To ensure high-quality oil with all of these characteristics, the olives are collected from the trees using mechanical vibration – a shaker mounted on a tractor makes the trees vibrate, and a large umbrella, also attached to the tractor, catches the olives that fall from the branches. For Morera, this system is even better than harvesting by hand because the olives are never pressed, touched or damaged, and can be transported to the mill in perfect condition. Once there, the olives are separated from the leaves and branches, washed, grinded and filtered; two hours after the harvest, the first stream of oil is running out of the mill.
“We wanted control over the entire process,” he explains, “even if this means we have to pay more for it. We can cultivate and harvest our own olives in the best way possible, grind them in our mill immediately and guarantee that extraction is done at the exact point when the olives are freshest.”
They currently have more than 60 hectares of olive trees and are increasing production every year. Only 20,000-25,000 bottles of Umami are made each year, and already there are several shops calling to ask when the first batches will be ready to send. In fact, our visit happens to fall on the last day Morera is harvesting Arbequina olives for the company’s Umami olive oil, and the first bottles of the season are newly ready. As he gives us some to taste, Morera explains that every year Umami only has 0.01 percent acidity (the less acidity, the better the oil) and is filtered to prevent oxidization of the sediment.
When we hold it up to the light, the oil’s green color is extremely concentrated – hypnotic, even. As always, an intense herbal and powerfully fresh flavor profile lingers in the mouth. But this year, we’re thrilled to taste a fruity flavoring that points to – of all things – banana, as well as artichoke, a discreet hint of tomato (not quite as strong as in previous years), a subtle bitter touch and the soft spicy tickles of the live polyphenols at the end. All you need is a piece of bread to enjoy an olive oil as fresh and luscious as this one.
During late October and November, it’s possible to find several early harvest extra virgin olive oils in Barcelona, usually in specialized and gourmet shops and colmados, the city’s historic groceries.
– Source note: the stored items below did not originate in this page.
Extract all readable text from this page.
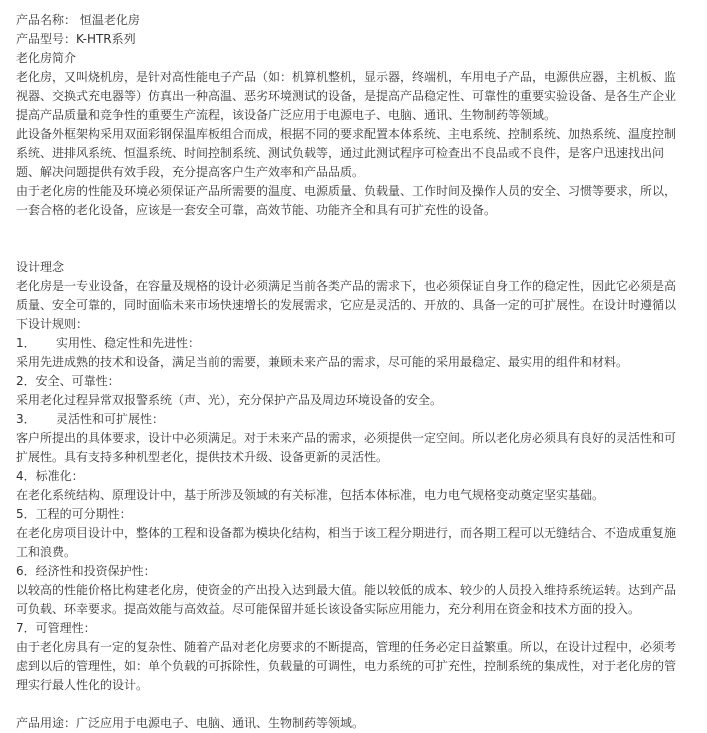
产品名称： 恒温老化房

产品型号：K-HTR系列

老化房简介

老化房，又叫烧机房，是针对高性能电子产品（如：机算机整机，显示器，终端机，车用电子产品，电源供应器，主机板、监

视器、交换式充电器等）仿真出一种高温、恶劣环境测试的设备，是提高产品稳定性、可靠性的重要实验设备、是各生产企业

提高产品质量和竞争性的重要生产流程，该设备广泛应用于电源电子、电脑、通讯、生物制药等领域。

此设备外框架构采用双面彩钢保温库板组合而成，根据不同的要求配置本体系统、主电系统、控制系统、加热系统、温度控制

系统、进排风系统、恒温系统、时间控制系统、测试负载等，通过此测试程序可检查出不良品或不良件，是客户迅速找出问

题、解决问题提供有效手段，充分提高客户生产效率和产品品质。

由于老化房的性能及环境必须保证产品所需要的温度、电源质量、负载量、工作时间及操作人员的安全、习惯等要求，所以，

一套合格的老化设备，应该是一套安全可靠，高效节能、功能齐全和具有可扩充性的设备。

设计理念

老化房是一专业设备，在容量及规格的设计必须满足当前各类产品的需求下，也必须保证自身工作的稳定性，因此它必须是高

质量、安全可靠的，同时面临未来市场快速增长的发展需求，它应是灵活的、开放的、具备一定的可扩展性。在设计时遵循以

下设计规则：

1． 实用性、稳定性和先进性：

采用先进成熟的技术和设备，满足当前的需要，兼顾未来产品的需求，尽可能的采用最稳定、最实用的组件和材料。

2．安全、可靠性：

采用老化过程异常双报警系统（声、光），充分保护产品及周边环境设备的安全。

3． 灵活性和可扩展性：

客户所提出的具体要求，设计中必须满足。对于未来产品的需求，必须提供一定空间。所以老化房必须具有良好的灵活性和可

扩展性。具有支持多种机型老化，提供技术升级、设备更新的灵活性。

4．标准化：

在老化系统结构、原理设计中，基于所涉及领域的有关标准，包括本体标准，电力电气规格变动奠定坚实基础。

5．工程的可分期性：

在老化房项目设计中，整体的工程和设备都为模块化结构，相当于该工程分期进行，而各期工程可以无缝结合、不造成重复施

工和浪费。

6．经济性和投资保护性：

以较高的性能价格比构建老化房，使资金的产出投入达到最大值。能以较低的成本、较少的人员投入维持系统运转。达到产品

可负载、环幸要求。提高效能与高效益。尽可能保留并延长该设备实际应用能力，充分利用在资金和技术方面的投入。

7．可管理性：

由于老化房具有一定的复杂性、随着产品对老化房要求的不断提高，管理的任务必定日益繁重。所以，在设计过程中，必须考

虑到以后的管理性，如：单个负载的可拆除性，负载量的可调性，电力系统的可扩充性，控制系统的集成性，对于老化房的管

理实行最人性化的设计。

产品用途：广泛应用于电源电子、电脑、通讯、生物制药等领域。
In addition to the early harvested oils like Umami that are filtered for long preservation (although Umami can last for up to a year, we tend to empty our bottles in a month or two), you can also find excellent fresh, unfiltered Catalan oils from different areas such as Priorat, L’Empordà, Les Garrigues or Siurana. These, however, must be consumed immediately – within a few months at most – before the sediment starts to oxidize.
Editor’s note: It’s Harvest Week at Culinary Backstreets, and we’re sharing some of our favorite stories, past and present, about the harvest.